I had forgotten just how much fun the 2.9 mile configuration is. This is a fast track - my average clear lap times were in the 2:06-2:09 range, which means an average speed of 83-84mph. This configuration uses the front straight and Turn 1 of a 1.5-mile high banked oval, where I was showing ~125mph on the speedometer Friday night. In the RX-8 I can run the entire track in the meat of the powerband with only 3rd and 4th gear (suprisingly, 4th gear in the '8 is good for a hair over 130mph indicated, while 3rd fuel cuts at 93mph indicated on my 255/40-17 tires). Several of the corners have deep camber near the apex, so once you learn the configuration you can enter these corners at a much higher rate of speed than you think, and the camber will suck you down to the apex and slingshot you out on the proper line. It's addictive. :wink: There is also a complex section of blind and cambered corners (turns 7-9 for those of you who know the layout) that you enter at ~100mph and come up over a blind ridge.
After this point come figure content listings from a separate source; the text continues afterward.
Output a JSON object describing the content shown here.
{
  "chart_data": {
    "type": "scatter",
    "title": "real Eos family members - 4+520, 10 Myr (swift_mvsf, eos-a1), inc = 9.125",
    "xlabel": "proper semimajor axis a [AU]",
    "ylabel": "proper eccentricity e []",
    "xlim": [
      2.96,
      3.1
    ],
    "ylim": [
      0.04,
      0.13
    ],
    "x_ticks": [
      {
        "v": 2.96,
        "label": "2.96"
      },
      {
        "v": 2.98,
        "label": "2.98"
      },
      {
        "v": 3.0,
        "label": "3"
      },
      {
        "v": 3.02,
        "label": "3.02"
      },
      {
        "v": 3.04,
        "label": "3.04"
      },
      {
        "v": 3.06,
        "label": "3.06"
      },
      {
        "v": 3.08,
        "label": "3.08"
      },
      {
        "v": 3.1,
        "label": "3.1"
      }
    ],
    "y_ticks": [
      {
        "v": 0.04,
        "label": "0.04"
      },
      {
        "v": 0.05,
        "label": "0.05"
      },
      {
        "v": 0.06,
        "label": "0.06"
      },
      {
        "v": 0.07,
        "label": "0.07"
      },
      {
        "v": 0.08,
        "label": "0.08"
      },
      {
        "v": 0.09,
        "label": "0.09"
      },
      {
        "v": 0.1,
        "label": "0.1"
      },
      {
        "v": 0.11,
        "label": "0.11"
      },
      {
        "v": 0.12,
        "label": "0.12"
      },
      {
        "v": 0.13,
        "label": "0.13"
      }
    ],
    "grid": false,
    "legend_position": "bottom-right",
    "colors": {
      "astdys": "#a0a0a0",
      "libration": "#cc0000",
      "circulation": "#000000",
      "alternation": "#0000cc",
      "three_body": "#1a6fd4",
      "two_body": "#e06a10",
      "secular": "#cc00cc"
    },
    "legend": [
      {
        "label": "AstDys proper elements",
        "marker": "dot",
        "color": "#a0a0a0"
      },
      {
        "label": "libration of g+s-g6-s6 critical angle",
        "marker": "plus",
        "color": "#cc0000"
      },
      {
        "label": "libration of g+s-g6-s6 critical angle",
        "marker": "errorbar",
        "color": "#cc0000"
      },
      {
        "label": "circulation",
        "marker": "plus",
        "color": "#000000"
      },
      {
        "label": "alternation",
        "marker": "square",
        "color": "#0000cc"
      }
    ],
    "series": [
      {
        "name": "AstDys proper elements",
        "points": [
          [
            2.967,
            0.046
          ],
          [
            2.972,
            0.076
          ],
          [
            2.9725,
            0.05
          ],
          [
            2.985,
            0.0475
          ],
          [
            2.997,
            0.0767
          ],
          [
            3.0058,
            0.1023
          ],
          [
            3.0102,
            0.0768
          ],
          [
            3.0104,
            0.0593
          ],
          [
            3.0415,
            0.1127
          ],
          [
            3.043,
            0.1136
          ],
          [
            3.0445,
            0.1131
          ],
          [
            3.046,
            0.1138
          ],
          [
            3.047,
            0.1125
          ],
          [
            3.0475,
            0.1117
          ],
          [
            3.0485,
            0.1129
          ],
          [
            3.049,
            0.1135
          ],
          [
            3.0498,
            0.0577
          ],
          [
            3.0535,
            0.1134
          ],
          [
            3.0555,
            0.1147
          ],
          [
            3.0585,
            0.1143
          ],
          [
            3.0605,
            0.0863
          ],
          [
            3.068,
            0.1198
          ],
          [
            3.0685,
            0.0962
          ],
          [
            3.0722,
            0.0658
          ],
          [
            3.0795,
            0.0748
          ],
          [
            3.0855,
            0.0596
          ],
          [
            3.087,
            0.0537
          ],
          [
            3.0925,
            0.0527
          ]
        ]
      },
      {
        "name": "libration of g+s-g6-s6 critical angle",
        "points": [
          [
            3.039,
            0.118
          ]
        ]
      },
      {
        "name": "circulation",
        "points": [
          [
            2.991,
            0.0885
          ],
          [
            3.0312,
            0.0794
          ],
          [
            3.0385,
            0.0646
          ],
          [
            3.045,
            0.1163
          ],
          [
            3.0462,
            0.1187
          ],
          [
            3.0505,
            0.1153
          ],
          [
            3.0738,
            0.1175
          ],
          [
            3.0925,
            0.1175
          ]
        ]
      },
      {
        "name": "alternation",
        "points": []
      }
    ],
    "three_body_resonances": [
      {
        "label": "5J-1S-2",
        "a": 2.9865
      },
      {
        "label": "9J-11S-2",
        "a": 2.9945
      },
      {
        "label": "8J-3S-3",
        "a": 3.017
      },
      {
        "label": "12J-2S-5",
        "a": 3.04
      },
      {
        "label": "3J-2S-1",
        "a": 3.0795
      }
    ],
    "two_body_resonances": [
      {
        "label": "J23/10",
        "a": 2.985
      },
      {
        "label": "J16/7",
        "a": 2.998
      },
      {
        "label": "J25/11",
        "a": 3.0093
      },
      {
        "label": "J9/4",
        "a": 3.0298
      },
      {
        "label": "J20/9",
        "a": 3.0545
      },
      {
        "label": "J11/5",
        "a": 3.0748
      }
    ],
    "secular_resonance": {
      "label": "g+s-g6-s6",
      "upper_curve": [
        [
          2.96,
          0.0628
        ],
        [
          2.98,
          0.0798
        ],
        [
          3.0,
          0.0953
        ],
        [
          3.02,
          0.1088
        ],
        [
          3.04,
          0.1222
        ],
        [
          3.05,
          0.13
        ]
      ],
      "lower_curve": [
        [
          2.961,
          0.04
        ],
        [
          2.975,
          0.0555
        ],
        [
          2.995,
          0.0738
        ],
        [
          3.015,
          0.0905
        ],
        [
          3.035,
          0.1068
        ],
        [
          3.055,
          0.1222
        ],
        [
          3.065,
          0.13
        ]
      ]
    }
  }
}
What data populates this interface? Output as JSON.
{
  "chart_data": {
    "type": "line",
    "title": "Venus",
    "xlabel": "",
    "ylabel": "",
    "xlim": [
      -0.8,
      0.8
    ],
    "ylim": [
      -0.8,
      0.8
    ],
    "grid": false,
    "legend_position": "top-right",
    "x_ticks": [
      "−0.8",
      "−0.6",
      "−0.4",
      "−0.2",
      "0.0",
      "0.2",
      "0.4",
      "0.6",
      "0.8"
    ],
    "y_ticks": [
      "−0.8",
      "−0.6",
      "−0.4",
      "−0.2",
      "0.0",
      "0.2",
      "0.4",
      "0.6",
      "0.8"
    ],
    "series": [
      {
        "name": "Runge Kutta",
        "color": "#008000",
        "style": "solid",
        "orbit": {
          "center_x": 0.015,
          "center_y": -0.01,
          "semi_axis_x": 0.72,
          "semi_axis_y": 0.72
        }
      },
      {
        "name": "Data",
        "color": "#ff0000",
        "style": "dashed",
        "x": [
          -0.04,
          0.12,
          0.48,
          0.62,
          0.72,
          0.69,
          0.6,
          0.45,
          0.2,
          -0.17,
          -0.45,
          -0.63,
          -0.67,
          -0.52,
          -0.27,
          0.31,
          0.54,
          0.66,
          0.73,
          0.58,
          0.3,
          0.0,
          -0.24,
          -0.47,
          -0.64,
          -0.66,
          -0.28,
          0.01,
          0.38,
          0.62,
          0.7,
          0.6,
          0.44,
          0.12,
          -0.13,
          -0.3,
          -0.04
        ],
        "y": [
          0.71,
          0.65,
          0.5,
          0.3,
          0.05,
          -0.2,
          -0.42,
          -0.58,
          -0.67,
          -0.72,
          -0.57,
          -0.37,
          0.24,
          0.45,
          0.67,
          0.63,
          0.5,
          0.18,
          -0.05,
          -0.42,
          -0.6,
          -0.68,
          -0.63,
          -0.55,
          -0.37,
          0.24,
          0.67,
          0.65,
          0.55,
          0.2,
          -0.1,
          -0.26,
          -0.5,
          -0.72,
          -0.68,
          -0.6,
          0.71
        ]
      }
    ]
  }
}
It's a great track, but not the most forgiving. I ran with the advanced HPDE/time trial group, and a couple of the cars went home on a flatbed Saturday night. One car lifted tracking out of 12 (a deeply cambered left hander that I track out 90-92mph), spun to the inside, and hit the vertical back of the curbing in 14 broadside. He wasn't moving very fast when it happened, but it messed up both right side wheels and bent the control arms on that side.
More significantly, an Evo went off in Turn 1 and hit a drainage ditch. The Evo was pretty modified, and was doing ~150mph at the end of the front straight. He turned in early on 1, hit a ripple in the pavement right after the transition down from the banking, and skated off to the outside. He got the car straightened out, but hit a shallow drainage ditch head-on at probably 80-90mph. The car was bent up... but it was still driveable! In fact, the owner drove it back to his hotel Saturday night, then limped it home on Sunday!
He had a small camera mounted to the grill in front of the intercooler. After the track closed Saturday night, several guys took a truck out into the field to find all of the parts that the Evo had shed when it hit the ditch. They managed to recover the camera, and it still worked! We downloaded the video to a friend's laptop, and it's some of the best track day footage I've ever seen. :mrgreen: I'll post a link once it's up on the web.
If you need a bulletproof camera, look for a small SD-card camera on Soulspeed's website. Those things are indestructible!
Overall, it was a good weekend. I wasn't able to get any "official" lap times (I borrowed a friend's transponder for the last session, but the batteries were dead). Still, I was able to consistently run down all of the TTD and TTC cars out there (my car would fit into TTD if I ran time trial). I intend to go up to Hallett in June for the next event, and I'll run TTD.
As a side note, one of my good friends (27h2hc on this board) won his first race this weekend in PTB! He just got his comp license back in November, and he was running strong all weekend. Congrats to him!